The final ADA rule provides that incentives offered to an employee who answers disability-related questions or undergoes medical examinations as part of a wellness program may not exceed 30 percent of the total cost for self-only health plan coverage.
The final GINA rule clarifies that an employer may offer an incentive of up to 30 percent of the total cost of self-only coverage to an employee whose spouse provides information about his or her current or past health status as part of the employer’s wellness program.
First Decision – Incentive Limit is Arbitrary
On Aug. 22, 2017, the U.S. District Court for the District of Columbia ruled against the EEOC and remanded the final wellness rules back to the agency for reconsideration.

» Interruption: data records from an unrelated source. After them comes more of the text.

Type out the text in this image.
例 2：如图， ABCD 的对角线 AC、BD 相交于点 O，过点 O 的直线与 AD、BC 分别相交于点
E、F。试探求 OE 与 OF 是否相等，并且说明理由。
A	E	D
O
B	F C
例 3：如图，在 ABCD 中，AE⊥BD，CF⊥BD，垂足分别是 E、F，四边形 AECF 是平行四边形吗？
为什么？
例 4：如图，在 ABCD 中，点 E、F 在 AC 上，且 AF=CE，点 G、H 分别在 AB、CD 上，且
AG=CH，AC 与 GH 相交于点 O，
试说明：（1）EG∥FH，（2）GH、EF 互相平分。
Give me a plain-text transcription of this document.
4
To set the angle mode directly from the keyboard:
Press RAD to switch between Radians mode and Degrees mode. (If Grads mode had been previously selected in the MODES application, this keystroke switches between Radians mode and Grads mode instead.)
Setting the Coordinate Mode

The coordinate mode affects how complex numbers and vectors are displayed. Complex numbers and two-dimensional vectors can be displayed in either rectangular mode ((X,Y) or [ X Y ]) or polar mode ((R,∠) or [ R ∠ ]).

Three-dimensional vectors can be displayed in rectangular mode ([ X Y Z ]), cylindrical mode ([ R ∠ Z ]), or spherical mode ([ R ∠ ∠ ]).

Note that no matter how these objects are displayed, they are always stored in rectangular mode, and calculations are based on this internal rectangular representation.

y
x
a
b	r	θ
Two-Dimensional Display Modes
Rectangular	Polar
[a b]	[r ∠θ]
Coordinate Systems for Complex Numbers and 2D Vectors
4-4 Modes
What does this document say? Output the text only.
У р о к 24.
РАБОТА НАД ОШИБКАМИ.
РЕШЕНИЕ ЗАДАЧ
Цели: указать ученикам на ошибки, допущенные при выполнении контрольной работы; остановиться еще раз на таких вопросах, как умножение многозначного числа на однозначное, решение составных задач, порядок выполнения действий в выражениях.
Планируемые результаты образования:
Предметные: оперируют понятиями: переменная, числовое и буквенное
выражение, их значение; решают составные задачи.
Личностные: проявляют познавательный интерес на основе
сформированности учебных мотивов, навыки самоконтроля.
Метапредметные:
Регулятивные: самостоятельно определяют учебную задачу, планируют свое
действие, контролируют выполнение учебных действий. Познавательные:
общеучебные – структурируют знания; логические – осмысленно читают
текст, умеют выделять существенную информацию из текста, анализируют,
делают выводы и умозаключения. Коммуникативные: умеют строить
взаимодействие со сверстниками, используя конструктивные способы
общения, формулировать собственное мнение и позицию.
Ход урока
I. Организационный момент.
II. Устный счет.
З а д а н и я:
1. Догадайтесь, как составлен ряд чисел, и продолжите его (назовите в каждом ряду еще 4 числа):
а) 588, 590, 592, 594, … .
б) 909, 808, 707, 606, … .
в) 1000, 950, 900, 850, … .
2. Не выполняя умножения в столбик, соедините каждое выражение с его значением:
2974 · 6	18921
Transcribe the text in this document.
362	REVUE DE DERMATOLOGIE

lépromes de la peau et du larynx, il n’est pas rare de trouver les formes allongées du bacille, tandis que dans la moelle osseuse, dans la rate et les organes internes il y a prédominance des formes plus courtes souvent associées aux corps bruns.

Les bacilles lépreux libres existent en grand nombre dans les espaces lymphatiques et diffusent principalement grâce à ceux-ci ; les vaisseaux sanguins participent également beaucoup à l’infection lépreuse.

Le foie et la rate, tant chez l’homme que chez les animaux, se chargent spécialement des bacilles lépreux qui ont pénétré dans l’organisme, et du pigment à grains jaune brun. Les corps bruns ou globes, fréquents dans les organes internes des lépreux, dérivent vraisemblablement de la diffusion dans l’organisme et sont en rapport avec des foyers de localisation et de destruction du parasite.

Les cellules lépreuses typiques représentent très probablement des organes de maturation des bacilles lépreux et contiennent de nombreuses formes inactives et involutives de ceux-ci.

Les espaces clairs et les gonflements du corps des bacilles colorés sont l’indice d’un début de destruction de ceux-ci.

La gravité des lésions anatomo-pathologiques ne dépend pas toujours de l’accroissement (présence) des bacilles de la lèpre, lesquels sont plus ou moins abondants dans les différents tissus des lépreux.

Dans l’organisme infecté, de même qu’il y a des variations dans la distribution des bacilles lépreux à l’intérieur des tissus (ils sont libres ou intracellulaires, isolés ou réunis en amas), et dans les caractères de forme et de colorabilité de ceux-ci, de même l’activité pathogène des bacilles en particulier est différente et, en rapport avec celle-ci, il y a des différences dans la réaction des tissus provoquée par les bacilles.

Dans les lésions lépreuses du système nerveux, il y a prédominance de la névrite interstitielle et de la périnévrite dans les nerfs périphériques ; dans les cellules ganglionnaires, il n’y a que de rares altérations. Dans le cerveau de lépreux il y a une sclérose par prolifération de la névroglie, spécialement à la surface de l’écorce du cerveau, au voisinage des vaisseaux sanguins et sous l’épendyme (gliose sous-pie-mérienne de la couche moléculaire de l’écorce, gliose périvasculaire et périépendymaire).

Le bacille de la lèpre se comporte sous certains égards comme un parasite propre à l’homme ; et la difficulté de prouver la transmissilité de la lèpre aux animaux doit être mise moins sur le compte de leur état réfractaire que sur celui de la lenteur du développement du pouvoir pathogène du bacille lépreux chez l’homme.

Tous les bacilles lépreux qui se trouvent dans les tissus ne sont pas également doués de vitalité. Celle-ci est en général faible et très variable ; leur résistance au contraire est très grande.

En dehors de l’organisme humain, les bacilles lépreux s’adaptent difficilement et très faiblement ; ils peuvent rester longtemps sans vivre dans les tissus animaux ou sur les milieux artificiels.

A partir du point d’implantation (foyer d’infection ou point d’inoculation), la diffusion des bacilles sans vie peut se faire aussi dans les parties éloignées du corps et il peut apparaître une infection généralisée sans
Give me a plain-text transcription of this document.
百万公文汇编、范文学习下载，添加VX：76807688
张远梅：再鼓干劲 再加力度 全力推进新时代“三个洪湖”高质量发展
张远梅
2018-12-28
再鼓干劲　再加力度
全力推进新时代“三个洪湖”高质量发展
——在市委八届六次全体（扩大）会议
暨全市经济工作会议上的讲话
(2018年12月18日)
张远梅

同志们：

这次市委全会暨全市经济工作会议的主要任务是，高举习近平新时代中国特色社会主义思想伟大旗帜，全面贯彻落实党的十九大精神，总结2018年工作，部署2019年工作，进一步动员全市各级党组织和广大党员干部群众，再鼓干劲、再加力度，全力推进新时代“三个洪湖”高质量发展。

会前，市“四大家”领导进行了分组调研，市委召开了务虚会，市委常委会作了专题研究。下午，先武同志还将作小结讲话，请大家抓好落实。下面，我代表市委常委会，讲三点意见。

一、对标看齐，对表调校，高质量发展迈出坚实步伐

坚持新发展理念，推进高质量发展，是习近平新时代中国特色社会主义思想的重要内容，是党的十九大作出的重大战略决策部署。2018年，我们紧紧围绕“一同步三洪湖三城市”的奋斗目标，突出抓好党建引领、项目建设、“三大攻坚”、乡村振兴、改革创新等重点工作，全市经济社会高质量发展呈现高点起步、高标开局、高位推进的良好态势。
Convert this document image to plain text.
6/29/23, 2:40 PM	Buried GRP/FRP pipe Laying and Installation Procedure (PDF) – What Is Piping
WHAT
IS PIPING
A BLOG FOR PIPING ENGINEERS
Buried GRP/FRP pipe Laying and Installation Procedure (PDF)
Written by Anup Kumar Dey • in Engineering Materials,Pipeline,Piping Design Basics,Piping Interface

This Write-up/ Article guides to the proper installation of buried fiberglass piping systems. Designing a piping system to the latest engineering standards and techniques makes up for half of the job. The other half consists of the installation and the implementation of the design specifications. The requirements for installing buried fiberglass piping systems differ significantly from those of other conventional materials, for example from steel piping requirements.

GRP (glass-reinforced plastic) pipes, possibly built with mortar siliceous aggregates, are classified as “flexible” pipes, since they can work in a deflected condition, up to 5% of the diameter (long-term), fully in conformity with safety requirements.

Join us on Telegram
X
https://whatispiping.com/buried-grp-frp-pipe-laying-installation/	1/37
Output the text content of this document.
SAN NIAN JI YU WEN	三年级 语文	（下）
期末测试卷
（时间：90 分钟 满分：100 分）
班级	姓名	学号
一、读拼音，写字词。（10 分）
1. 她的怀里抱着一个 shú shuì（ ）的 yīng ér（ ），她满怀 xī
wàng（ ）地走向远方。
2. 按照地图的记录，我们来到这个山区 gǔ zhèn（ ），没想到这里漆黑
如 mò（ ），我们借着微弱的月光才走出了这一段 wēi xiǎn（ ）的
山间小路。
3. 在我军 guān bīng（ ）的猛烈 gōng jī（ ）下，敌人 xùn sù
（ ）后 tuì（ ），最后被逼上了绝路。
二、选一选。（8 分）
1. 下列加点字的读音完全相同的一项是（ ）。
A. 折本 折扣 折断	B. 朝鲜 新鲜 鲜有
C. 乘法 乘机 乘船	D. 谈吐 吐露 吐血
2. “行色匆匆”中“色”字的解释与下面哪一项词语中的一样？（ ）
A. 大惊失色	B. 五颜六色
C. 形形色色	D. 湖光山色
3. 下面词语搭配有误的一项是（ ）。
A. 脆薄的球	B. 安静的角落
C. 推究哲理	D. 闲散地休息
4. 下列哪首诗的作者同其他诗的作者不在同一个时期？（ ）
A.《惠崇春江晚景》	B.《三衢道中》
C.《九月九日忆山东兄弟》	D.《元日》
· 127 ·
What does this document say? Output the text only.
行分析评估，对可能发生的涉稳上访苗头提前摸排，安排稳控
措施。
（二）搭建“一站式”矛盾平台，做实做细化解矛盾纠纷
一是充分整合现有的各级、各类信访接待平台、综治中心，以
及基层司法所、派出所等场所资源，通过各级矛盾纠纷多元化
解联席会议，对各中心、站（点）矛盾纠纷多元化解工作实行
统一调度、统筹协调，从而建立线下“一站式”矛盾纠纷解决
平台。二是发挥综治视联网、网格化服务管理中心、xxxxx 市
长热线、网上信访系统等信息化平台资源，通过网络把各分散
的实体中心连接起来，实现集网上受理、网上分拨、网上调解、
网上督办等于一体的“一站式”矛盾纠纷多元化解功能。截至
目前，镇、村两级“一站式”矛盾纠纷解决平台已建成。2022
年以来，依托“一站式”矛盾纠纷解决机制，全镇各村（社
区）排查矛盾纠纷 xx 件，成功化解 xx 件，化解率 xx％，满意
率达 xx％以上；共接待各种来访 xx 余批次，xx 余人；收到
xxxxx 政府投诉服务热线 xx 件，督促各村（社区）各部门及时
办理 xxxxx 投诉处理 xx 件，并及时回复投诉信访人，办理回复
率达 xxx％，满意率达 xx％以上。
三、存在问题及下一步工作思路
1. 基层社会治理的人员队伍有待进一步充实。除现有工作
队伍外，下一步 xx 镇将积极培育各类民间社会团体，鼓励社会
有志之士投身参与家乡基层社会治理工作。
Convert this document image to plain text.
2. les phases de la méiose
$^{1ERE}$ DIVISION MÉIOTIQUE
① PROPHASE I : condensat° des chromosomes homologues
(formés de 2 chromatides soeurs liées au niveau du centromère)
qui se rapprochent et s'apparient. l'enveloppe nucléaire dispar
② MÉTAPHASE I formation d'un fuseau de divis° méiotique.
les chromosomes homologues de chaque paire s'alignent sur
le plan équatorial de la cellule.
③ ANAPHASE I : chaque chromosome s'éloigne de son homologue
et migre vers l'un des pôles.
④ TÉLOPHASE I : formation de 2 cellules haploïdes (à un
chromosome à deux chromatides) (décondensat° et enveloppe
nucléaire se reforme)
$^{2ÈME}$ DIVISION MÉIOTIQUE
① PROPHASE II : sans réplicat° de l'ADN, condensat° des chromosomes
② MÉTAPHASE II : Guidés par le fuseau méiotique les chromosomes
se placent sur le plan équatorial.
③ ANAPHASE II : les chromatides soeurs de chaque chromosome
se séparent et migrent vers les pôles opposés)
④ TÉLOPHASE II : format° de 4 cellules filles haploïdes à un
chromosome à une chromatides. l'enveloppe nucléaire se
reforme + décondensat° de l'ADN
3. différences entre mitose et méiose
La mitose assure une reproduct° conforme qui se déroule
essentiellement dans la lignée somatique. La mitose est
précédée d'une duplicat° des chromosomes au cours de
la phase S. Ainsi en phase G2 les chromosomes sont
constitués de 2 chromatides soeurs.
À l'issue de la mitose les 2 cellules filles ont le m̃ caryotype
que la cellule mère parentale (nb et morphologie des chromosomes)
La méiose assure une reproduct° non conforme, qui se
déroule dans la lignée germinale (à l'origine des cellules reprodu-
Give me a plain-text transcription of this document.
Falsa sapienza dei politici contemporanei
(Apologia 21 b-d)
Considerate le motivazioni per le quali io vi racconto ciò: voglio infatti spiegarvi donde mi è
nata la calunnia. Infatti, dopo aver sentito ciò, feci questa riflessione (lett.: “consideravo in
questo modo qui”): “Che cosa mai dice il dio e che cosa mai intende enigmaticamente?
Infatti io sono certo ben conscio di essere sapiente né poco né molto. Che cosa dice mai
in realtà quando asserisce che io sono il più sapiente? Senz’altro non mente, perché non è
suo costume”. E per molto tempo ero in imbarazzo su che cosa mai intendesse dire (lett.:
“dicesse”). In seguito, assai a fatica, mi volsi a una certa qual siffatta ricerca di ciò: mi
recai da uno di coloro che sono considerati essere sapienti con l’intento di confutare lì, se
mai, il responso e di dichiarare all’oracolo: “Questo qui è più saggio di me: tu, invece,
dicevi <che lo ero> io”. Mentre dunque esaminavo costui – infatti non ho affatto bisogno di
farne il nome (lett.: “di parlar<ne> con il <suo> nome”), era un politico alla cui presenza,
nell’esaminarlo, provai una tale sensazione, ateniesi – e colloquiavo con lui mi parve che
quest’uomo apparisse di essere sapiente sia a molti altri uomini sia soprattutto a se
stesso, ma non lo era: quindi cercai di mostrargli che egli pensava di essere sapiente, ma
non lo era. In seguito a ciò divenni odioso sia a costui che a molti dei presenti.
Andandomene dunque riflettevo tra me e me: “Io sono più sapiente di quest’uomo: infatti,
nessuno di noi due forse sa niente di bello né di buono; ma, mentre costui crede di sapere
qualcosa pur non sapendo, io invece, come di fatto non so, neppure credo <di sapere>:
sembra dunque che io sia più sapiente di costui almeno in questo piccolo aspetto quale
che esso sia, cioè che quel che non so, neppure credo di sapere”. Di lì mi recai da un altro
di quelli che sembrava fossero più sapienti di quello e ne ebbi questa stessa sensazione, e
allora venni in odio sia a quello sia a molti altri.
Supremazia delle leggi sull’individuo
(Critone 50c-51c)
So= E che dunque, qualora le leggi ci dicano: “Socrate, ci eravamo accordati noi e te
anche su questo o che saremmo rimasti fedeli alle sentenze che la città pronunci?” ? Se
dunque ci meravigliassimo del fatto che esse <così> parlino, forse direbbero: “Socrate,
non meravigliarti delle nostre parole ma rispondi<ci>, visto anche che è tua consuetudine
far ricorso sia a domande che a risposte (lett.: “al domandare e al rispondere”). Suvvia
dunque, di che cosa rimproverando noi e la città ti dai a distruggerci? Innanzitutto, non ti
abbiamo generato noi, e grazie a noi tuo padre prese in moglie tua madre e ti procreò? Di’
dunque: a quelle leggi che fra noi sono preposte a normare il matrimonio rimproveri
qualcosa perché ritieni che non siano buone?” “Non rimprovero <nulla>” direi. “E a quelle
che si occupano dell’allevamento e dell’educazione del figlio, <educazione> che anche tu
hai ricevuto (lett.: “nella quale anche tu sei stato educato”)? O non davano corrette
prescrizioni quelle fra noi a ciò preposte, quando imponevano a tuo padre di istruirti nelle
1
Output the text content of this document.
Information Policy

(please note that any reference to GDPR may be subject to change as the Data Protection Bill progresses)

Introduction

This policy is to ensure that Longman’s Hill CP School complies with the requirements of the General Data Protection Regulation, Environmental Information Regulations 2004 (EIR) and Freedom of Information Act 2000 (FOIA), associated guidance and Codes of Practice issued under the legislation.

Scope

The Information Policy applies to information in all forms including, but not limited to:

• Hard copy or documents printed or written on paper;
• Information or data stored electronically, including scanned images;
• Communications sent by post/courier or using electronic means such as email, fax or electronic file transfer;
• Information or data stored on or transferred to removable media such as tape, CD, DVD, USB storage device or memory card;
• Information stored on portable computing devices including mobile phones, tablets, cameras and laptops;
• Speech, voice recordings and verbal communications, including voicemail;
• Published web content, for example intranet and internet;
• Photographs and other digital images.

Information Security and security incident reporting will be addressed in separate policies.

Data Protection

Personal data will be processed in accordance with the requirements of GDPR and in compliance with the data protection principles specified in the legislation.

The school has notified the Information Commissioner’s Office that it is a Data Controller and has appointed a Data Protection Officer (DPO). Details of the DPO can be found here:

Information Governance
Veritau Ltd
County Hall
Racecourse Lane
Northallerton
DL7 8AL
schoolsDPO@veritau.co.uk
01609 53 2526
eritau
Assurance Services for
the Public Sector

In this case, the AARP argued that the 30 percent incentive limit is inconsistent with the voluntary requirements of the ADA and GINA, and that employees who cannot afford to pay a 30 percent increase in premiums will be forced to disclose their protected information when they would otherwise choose not to do so.
The court concluded that the EEOC’s basis for establishing this incentive level was not well reasoned and not entitled to deference from the court. Rather than vacating the rules altogether and risking potential disruption for employers, however, the court remanded them to the EEOC for reconsideration.
Second Decision – EEOC’s Rules are Vacated on Jan. 1, 2019
In its most recent ruling from Dec. 20, 2017, the court stated that the EEOC’s unhurried approach for reconsidering its final wellness rule is not what the court envisioned when it remanded the rules. The EEOC indicated that it would issue a new final wellness rule in October 2019 that would be applicable, at the earliest, in 2021. This lengthy timeline, according to the court, is unacceptable.
Thus, the court vacated the EEOC’s limits on wellness incentives, but stayed its ruling until Jan. 1, 2019, to avoid disruption for employer-sponsored wellness plans. According to the court, this extended deadline will give employers the time they need to structure their wellness plans for 2019, knowing that the EEOC’s incentive limits have been thrown out. The court also encouraged the EEOC to speed up its timeline for issuing new rules on wellness program incentives.